What would you say to a young, newly married couple who want to invest for the future?
It’s great to have such plans at that age. The most important starting point is to discuss what quality of life they want to live beyond buying houses and cars. The biggest mistake we make when we are younger is to look around and base our lives on the possessions or lifestyles of other people. That is why there are many people living a façade; unsustainable lives that are built on debt. Let your definition of a “good quality life” go beyond what you see in others in terms of material wealth. What do you want for the next one year? What kind of education do you want for your children? Don’t build your goals based on other people’s achievements.
Research has shown that fights over money lead to higher number of divorces than infidelity. What conversation should couple have about money before marriage?
Honestly, there is no conversation that will guarantee that you won’t fight over money! However, what is your spouse’s money personality? Are they spenders or hoarders by nature? Are there family members that your spouse is supporting? How many? These questions will help you determine if you are willing to live with the financial implications of what it means to marry that person.
How can stay-at-home mums invest?
There is a lady who called me recently after watching one of my YouTube videos and asked me what she can do with the little she has access to. So I asked her how much she can get in a month, and she said, “Well if I work really, really hard, I can get Sh6,000 in a month.” My response was, ‘that is a lot of money!’ So I told her to start by investing in a money market fund and to call me back once that money gets to Sh60,000. She called me back in less than three months! A stay at home mum has been able to invest by saving what she gets from her husband and devising ways of cutting on expenditure so that she can save more.

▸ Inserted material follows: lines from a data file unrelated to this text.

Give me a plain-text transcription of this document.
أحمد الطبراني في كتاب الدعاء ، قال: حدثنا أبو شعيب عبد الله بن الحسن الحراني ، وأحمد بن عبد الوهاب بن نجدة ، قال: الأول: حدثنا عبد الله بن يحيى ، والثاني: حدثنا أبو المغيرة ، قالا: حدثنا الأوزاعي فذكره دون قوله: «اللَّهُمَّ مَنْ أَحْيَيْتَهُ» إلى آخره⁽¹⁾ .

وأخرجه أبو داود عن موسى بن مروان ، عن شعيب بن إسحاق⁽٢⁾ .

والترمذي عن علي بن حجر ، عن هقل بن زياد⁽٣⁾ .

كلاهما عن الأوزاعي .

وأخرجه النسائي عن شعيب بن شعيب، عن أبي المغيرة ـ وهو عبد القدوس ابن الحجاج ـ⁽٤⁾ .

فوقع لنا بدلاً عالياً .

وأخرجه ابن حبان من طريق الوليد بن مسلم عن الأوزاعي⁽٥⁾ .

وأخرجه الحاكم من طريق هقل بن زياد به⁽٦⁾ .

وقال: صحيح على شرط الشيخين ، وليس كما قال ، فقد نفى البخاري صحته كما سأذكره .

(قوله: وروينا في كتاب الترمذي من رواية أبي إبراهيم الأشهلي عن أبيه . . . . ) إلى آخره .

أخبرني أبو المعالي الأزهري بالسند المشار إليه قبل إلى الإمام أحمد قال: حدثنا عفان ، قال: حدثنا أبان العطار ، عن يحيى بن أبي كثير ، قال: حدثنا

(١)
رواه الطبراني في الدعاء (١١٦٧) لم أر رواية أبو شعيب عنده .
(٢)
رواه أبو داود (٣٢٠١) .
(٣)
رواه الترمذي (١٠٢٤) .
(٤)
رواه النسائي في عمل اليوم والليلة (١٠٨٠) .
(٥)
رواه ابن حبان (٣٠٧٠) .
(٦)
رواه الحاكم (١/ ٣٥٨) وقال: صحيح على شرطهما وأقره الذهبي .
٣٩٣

What are some of the common mistakes young people make when it comes to money?
Most young people think that all they need is just that “one big deal” to sort them out for the rest of their lives. They look for opportunities that will guarantee huge returns within a short period of time, you know, that deal that will bring in 30 per cent per month in returns: like, can I supply tomatoes to this big company, which big tender can I land? and so on. The challenge is there is no calculation done of the risk involved.
But isn’t businesses about taking risks?
Risk must be calculated! Let us say you’ve gotten a tender that needs you to supply a tonne of goods, and since you don’t have the money, you borrow from a shylock to ensure you make your delivery. The company you are supplying to however starts giving you the run around and all the calculations you had done in your head come crumbling down as the shylock comes demanding for his money. You end up in so much more trouble than you had anticipated. There is a risk element and a return element involved in every investment and one must weigh both in order to make a wise decision. Young people tend to ignore the risk element in opportunities and focus only on the prospective returns promised.
What is the greatest mistake you have made with your personal finances?
I once took out all the money I had saved, sold my old car (the only one I had) in order to raise Sh500,000 that a friend had requested I lend him to invest. The returns he promised were great (20 per cent per month), plus I would have my money before the end of one year. To date, he’s paid me back just Sh20,000 from that sum. It was a choice made out of greed and lived to tell the story. I learnt from that day that before I lend anyone money, I must do my calculations thoroughly. If it is for an investment venture, then I have to scrutinise it thoroughly before I agree.
What is your advice to that person who feels like they are too old for this or that it’s too late for them?
It’s never too late to start investing. Change begins with a decision. Decide that from today, you are going to start making choices that set you on a different path. Start investing whatever you have today.